Il sortit une bouteille du buffet et en servit deux verres. Un pour chacun. Et c'était tout. Un verre de vin ne pouvait rien faire. Rien… du tout. Il s'installa sur la chaise en face d'elle et la fixa, interrogateur.
Hermione lui retourna son regard mais comprit vite qu'elle ne gagnerait jamais cette bataille. Elle sortit vivement sa baguette et invoqua un feu dans l'âtre glacial. Snape leva une fois encore les yeux au ciel.
– Je vous ferais remarquer, dit–elle tranchante, que le fait que vous ne sentiez pas le froid ne signifie pas que les autres ne le sentent pas non plus. Il gèle ici.
Il retira le rictus qui était en train de se former sur son visage. Très peu de femmes avait un jour osé lui parler avec une telle familiarité et, d'une certaine façon, il appréciait le fait qu'elle ait correctement deviné qu'elle pouvait prendre ce genre de libertés dans la manière dont elle s'adressait à lui. Comme s'ils se connaissaient depuis une éternité.
– Bon…, commença–t–elle. Comment allez–vous ?
– Pourquoi ne pas en venir directement à la raison de votre visite, Miss Granger, et nous sortir ainsi tous deux de notre impasse ?
Hermione lâcha un profond soupir.
– D'accord…
Elle fronça les sourcils, mordillant sa lèvre un instant.
– Qu'est ce qui se passe… ? Entre nous, je veux dire…
Et la question demeura là, suspendue dans l'air qui les séparait et il lui fallait répondre. Ça n'était pas comme s'il pouvait simplement la repousser et lui dire qu'elle s'imaginait des choses. C'était une question légitime et elle méritait une réponse. Il réalisa qu'il pouvait réagir de deux façons. Il pouvait la jouer salaud insensible et lui dire qu'elle ne signifiait rien pour lui, qu'il avait juste besoin de tirer un coup ou il pouvait être honnête, ou du moins raisonnablement sincère avec elle.

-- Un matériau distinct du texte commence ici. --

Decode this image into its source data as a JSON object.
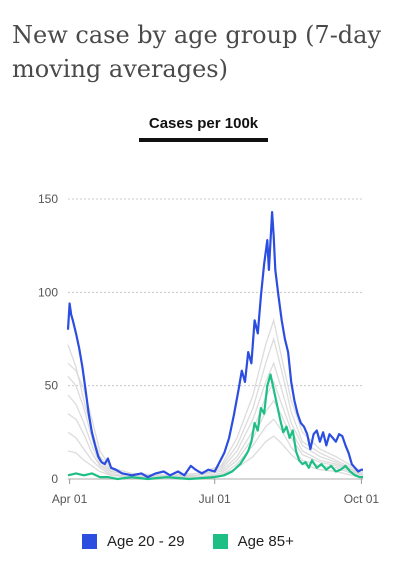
{
  "title": "New case by age group (7-day moving averages)",
  "tab": {
    "label": "Cases per 100k"
  },
  "colors": {
    "age_20_29": "#2b4ee0",
    "age_85_plus": "#1dbf85",
    "background_series": "#d6d6d6",
    "grid": "#bdbdbd"
  },
  "legend": [
    {
      "label": "Age 20 - 29",
      "color": "#2b4ee0"
    },
    {
      "label": "Age 85+",
      "color": "#1dbf85"
    }
  ],
  "chart_data": {
    "type": "line",
    "title": "New case by age group (7-day moving averages)",
    "xlabel": "",
    "ylabel": "Cases per 100k",
    "ylim": [
      0,
      150
    ],
    "yticks": [
      0,
      50,
      100,
      150
    ],
    "xlim": [
      "2020-03-31",
      "2020-10-02"
    ],
    "xticks": [
      {
        "date": "2020-04-01",
        "label": "Apr 01"
      },
      {
        "date": "2020-07-01",
        "label": "Jul 01"
      },
      {
        "date": "2020-10-01",
        "label": "Oct 01"
      }
    ],
    "grid": true,
    "legend_position": "bottom",
    "series": [
      {
        "name": "Age 20 - 29",
        "color": "#2b4ee0",
        "points": [
          [
            "2020-03-31",
            80
          ],
          [
            "2020-04-01",
            94
          ],
          [
            "2020-04-02",
            88
          ],
          [
            "2020-04-03",
            85
          ],
          [
            "2020-04-05",
            78
          ],
          [
            "2020-04-07",
            70
          ],
          [
            "2020-04-09",
            60
          ],
          [
            "2020-04-11",
            48
          ],
          [
            "2020-04-13",
            35
          ],
          [
            "2020-04-15",
            25
          ],
          [
            "2020-04-17",
            18
          ],
          [
            "2020-04-19",
            12
          ],
          [
            "2020-04-21",
            9
          ],
          [
            "2020-04-23",
            8
          ],
          [
            "2020-04-25",
            11
          ],
          [
            "2020-04-27",
            6
          ],
          [
            "2020-04-30",
            5
          ],
          [
            "2020-05-04",
            3
          ],
          [
            "2020-05-10",
            2
          ],
          [
            "2020-05-16",
            3
          ],
          [
            "2020-05-20",
            1
          ],
          [
            "2020-05-25",
            3
          ],
          [
            "2020-05-30",
            4
          ],
          [
            "2020-06-03",
            2
          ],
          [
            "2020-06-08",
            4
          ],
          [
            "2020-06-12",
            2
          ],
          [
            "2020-06-16",
            7
          ],
          [
            "2020-06-19",
            5
          ],
          [
            "2020-06-23",
            3
          ],
          [
            "2020-06-27",
            5
          ],
          [
            "2020-07-01",
            4
          ],
          [
            "2020-07-04",
            9
          ],
          [
            "2020-07-07",
            14
          ],
          [
            "2020-07-10",
            22
          ],
          [
            "2020-07-13",
            34
          ],
          [
            "2020-07-16",
            48
          ],
          [
            "2020-07-18",
            58
          ],
          [
            "2020-07-20",
            52
          ],
          [
            "2020-07-22",
            68
          ],
          [
            "2020-07-24",
            62
          ],
          [
            "2020-07-26",
            85
          ],
          [
            "2020-07-28",
            78
          ],
          [
            "2020-07-30",
            98
          ],
          [
            "2020-08-01",
            115
          ],
          [
            "2020-08-03",
            128
          ],
          [
            "2020-08-04",
            112
          ],
          [
            "2020-08-06",
            143
          ],
          [
            "2020-08-07",
            130
          ],
          [
            "2020-08-08",
            112
          ],
          [
            "2020-08-10",
            98
          ],
          [
            "2020-08-12",
            85
          ],
          [
            "2020-08-14",
            75
          ],
          [
            "2020-08-16",
            68
          ],
          [
            "2020-08-18",
            52
          ],
          [
            "2020-08-20",
            42
          ],
          [
            "2020-08-22",
            35
          ],
          [
            "2020-08-24",
            30
          ],
          [
            "2020-08-26",
            28
          ],
          [
            "2020-08-28",
            24
          ],
          [
            "2020-08-30",
            16
          ],
          [
            "2020-09-01",
            24
          ],
          [
            "2020-09-03",
            26
          ],
          [
            "2020-09-05",
            20
          ],
          [
            "2020-09-07",
            25
          ],
          [
            "2020-09-09",
            18
          ],
          [
            "2020-09-11",
            24
          ],
          [
            "2020-09-13",
            22
          ],
          [
            "2020-09-15",
            20
          ],
          [
            "2020-09-17",
            24
          ],
          [
            "2020-09-19",
            23
          ],
          [
            "2020-09-21",
            18
          ],
          [
            "2020-09-23",
            14
          ],
          [
            "2020-09-25",
            8
          ],
          [
            "2020-09-27",
            6
          ],
          [
            "2020-09-29",
            4
          ],
          [
            "2020-10-01",
            5
          ],
          [
            "2020-10-02",
            5
          ]
        ]
      },
      {
        "name": "Age 85+",
        "color": "#1dbf85",
        "points": [
          [
            "2020-03-31",
            2
          ],
          [
            "2020-04-05",
            3
          ],
          [
            "2020-04-10",
            2
          ],
          [
            "2020-04-15",
            3
          ],
          [
            "2020-04-20",
            1
          ],
          [
            "2020-04-25",
            1
          ],
          [
            "2020-05-01",
            0
          ],
          [
            "2020-05-10",
            1
          ],
          [
            "2020-05-20",
            0
          ],
          [
            "2020-06-01",
            1
          ],
          [
            "2020-06-15",
            0
          ],
          [
            "2020-07-01",
            1
          ],
          [
            "2020-07-07",
            2
          ],
          [
            "2020-07-12",
            4
          ],
          [
            "2020-07-17",
            8
          ],
          [
            "2020-07-20",
            12
          ],
          [
            "2020-07-22",
            15
          ],
          [
            "2020-07-24",
            20
          ],
          [
            "2020-07-26",
            30
          ],
          [
            "2020-07-28",
            26
          ],
          [
            "2020-07-30",
            38
          ],
          [
            "2020-08-01",
            35
          ],
          [
            "2020-08-03",
            50
          ],
          [
            "2020-08-05",
            56
          ],
          [
            "2020-08-07",
            48
          ],
          [
            "2020-08-09",
            40
          ],
          [
            "2020-08-11",
            32
          ],
          [
            "2020-08-13",
            25
          ],
          [
            "2020-08-15",
            28
          ],
          [
            "2020-08-17",
            22
          ],
          [
            "2020-08-19",
            26
          ],
          [
            "2020-08-21",
            15
          ],
          [
            "2020-08-23",
            10
          ],
          [
            "2020-08-25",
            8
          ],
          [
            "2020-08-27",
            9
          ],
          [
            "2020-08-29",
            6
          ],
          [
            "2020-08-31",
            10
          ],
          [
            "2020-09-03",
            6
          ],
          [
            "2020-09-06",
            8
          ],
          [
            "2020-09-09",
            5
          ],
          [
            "2020-09-12",
            7
          ],
          [
            "2020-09-15",
            4
          ],
          [
            "2020-09-18",
            5
          ],
          [
            "2020-09-21",
            7
          ],
          [
            "2020-09-24",
            4
          ],
          [
            "2020-09-27",
            2
          ],
          [
            "2020-09-30",
            1
          ],
          [
            "2020-10-02",
            1
          ]
        ]
      }
    ],
    "background_series": [
      [
        [
          "2020-03-31",
          62
        ],
        [
          "2020-04-05",
          58
        ],
        [
          "2020-04-10",
          48
        ],
        [
          "2020-04-15",
          32
        ],
        [
          "2020-04-20",
          15
        ],
        [
          "2020-04-27",
          6
        ],
        [
          "2020-05-10",
          3
        ],
        [
          "2020-06-01",
          2
        ],
        [
          "2020-06-20",
          3
        ],
        [
          "2020-07-05",
          7
        ],
        [
          "2020-07-15",
          22
        ],
        [
          "2020-07-25",
          45
        ],
        [
          "2020-08-02",
          72
        ],
        [
          "2020-08-07",
          85
        ],
        [
          "2020-08-12",
          65
        ],
        [
          "2020-08-18",
          42
        ],
        [
          "2020-08-25",
          25
        ],
        [
          "2020-09-05",
          16
        ],
        [
          "2020-09-15",
          12
        ],
        [
          "2020-09-25",
          7
        ],
        [
          "2020-10-02",
          4
        ]
      ],
      [
        [
          "2020-03-31",
          72
        ],
        [
          "2020-04-05",
          60
        ],
        [
          "2020-04-10",
          42
        ],
        [
          "2020-04-15",
          26
        ],
        [
          "2020-04-20",
          12
        ],
        [
          "2020-04-27",
          5
        ],
        [
          "2020-05-10",
          2
        ],
        [
          "2020-06-01",
          2
        ],
        [
          "2020-06-20",
          2
        ],
        [
          "2020-07-05",
          6
        ],
        [
          "2020-07-15",
          18
        ],
        [
          "2020-07-25",
          38
        ],
        [
          "2020-08-02",
          62
        ],
        [
          "2020-08-07",
          75
        ],
        [
          "2020-08-12",
          58
        ],
        [
          "2020-08-18",
          36
        ],
        [
          "2020-08-25",
          20
        ],
        [
          "2020-09-05",
          14
        ],
        [
          "2020-09-15",
          10
        ],
        [
          "2020-09-25",
          6
        ],
        [
          "2020-10-02",
          3
        ]
      ],
      [
        [
          "2020-03-31",
          55
        ],
        [
          "2020-04-05",
          50
        ],
        [
          "2020-04-10",
          38
        ],
        [
          "2020-04-15",
          22
        ],
        [
          "2020-04-20",
          10
        ],
        [
          "2020-04-27",
          4
        ],
        [
          "2020-05-10",
          2
        ],
        [
          "2020-06-01",
          1
        ],
        [
          "2020-06-20",
          2
        ],
        [
          "2020-07-05",
          5
        ],
        [
          "2020-07-15",
          15
        ],
        [
          "2020-07-25",
          32
        ],
        [
          "2020-08-02",
          52
        ],
        [
          "2020-08-07",
          62
        ],
        [
          "2020-08-12",
          48
        ],
        [
          "2020-08-18",
          30
        ],
        [
          "2020-08-25",
          18
        ],
        [
          "2020-09-05",
          12
        ],
        [
          "2020-09-15",
          9
        ],
        [
          "2020-09-25",
          5
        ],
        [
          "2020-10-02",
          3
        ]
      ],
      [
        [
          "2020-03-31",
          45
        ],
        [
          "2020-04-05",
          40
        ],
        [
          "2020-04-10",
          30
        ],
        [
          "2020-04-15",
          18
        ],
        [
          "2020-04-20",
          8
        ],
        [
          "2020-04-27",
          4
        ],
        [
          "2020-05-10",
          2
        ],
        [
          "2020-06-01",
          1
        ],
        [
          "2020-06-20",
          2
        ],
        [
          "2020-07-05",
          4
        ],
        [
          "2020-07-15",
          12
        ],
        [
          "2020-07-25",
          26
        ],
        [
          "2020-08-02",
          44
        ],
        [
          "2020-08-07",
          52
        ],
        [
          "2020-08-12",
          40
        ],
        [
          "2020-08-18",
          26
        ],
        [
          "2020-08-25",
          15
        ],
        [
          "2020-09-05",
          10
        ],
        [
          "2020-09-15",
          8
        ],
        [
          "2020-09-25",
          5
        ],
        [
          "2020-10-02",
          2
        ]
      ],
      [
        [
          "2020-03-31",
          35
        ],
        [
          "2020-04-05",
          32
        ],
        [
          "2020-04-10",
          24
        ],
        [
          "2020-04-15",
          14
        ],
        [
          "2020-04-20",
          7
        ],
        [
          "2020-04-27",
          3
        ],
        [
          "2020-05-10",
          1
        ],
        [
          "2020-06-01",
          1
        ],
        [
          "2020-06-20",
          1
        ],
        [
          "2020-07-05",
          3
        ],
        [
          "2020-07-15",
          10
        ],
        [
          "2020-07-25",
          22
        ],
        [
          "2020-08-02",
          36
        ],
        [
          "2020-08-07",
          42
        ],
        [
          "2020-08-12",
          34
        ],
        [
          "2020-08-18",
          22
        ],
        [
          "2020-08-25",
          13
        ],
        [
          "2020-09-05",
          9
        ],
        [
          "2020-09-15",
          7
        ],
        [
          "2020-09-25",
          4
        ],
        [
          "2020-10-02",
          2
        ]
      ],
      [
        [
          "2020-03-31",
          25
        ],
        [
          "2020-04-05",
          22
        ],
        [
          "2020-04-10",
          16
        ],
        [
          "2020-04-15",
          10
        ],
        [
          "2020-04-20",
          6
        ],
        [
          "2020-04-27",
          2
        ],
        [
          "2020-05-10",
          1
        ],
        [
          "2020-06-01",
          1
        ],
        [
          "2020-06-20",
          1
        ],
        [
          "2020-07-05",
          2
        ],
        [
          "2020-07-15",
          8
        ],
        [
          "2020-07-25",
          18
        ],
        [
          "2020-08-02",
          28
        ],
        [
          "2020-08-07",
          32
        ],
        [
          "2020-08-12",
          26
        ],
        [
          "2020-08-18",
          17
        ],
        [
          "2020-08-25",
          10
        ],
        [
          "2020-09-05",
          7
        ],
        [
          "2020-09-15",
          6
        ],
        [
          "2020-09-25",
          3
        ],
        [
          "2020-10-02",
          2
        ]
      ],
      [
        [
          "2020-03-31",
          15
        ],
        [
          "2020-04-05",
          14
        ],
        [
          "2020-04-10",
          10
        ],
        [
          "2020-04-15",
          7
        ],
        [
          "2020-04-20",
          4
        ],
        [
          "2020-04-27",
          2
        ],
        [
          "2020-05-10",
          1
        ],
        [
          "2020-06-01",
          0
        ],
        [
          "2020-06-20",
          1
        ],
        [
          "2020-07-05",
          2
        ],
        [
          "2020-07-15",
          6
        ],
        [
          "2020-07-25",
          12
        ],
        [
          "2020-08-02",
          20
        ],
        [
          "2020-08-07",
          23
        ],
        [
          "2020-08-12",
          19
        ],
        [
          "2020-08-18",
          13
        ],
        [
          "2020-08-25",
          8
        ],
        [
          "2020-09-05",
          5
        ],
        [
          "2020-09-15",
          4
        ],
        [
          "2020-09-25",
          2
        ],
        [
          "2020-10-02",
          1
        ]
      ]
    ]
  }
}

Considérant que lors de leur dernière conversation à propos d'eux, il avait opté pour la première option – et qu'ils avaient terminé les lèvres scellées – il décida d'essayer l'honnêteté cette fois ci.
– Je ne défierai pas votre intelligence en me contentant de vous rappeler notre dernière discussion à ce sujet, dit–il. De fait, je dois avouer que je ne sais absolument pas ce qui se passe entre nous deux. Il semble évident que nous en sommes tous deux venus à la conclusion que nous nous trouvons l'un l'autre attirants. En dehors de cela, je n'en sais rien.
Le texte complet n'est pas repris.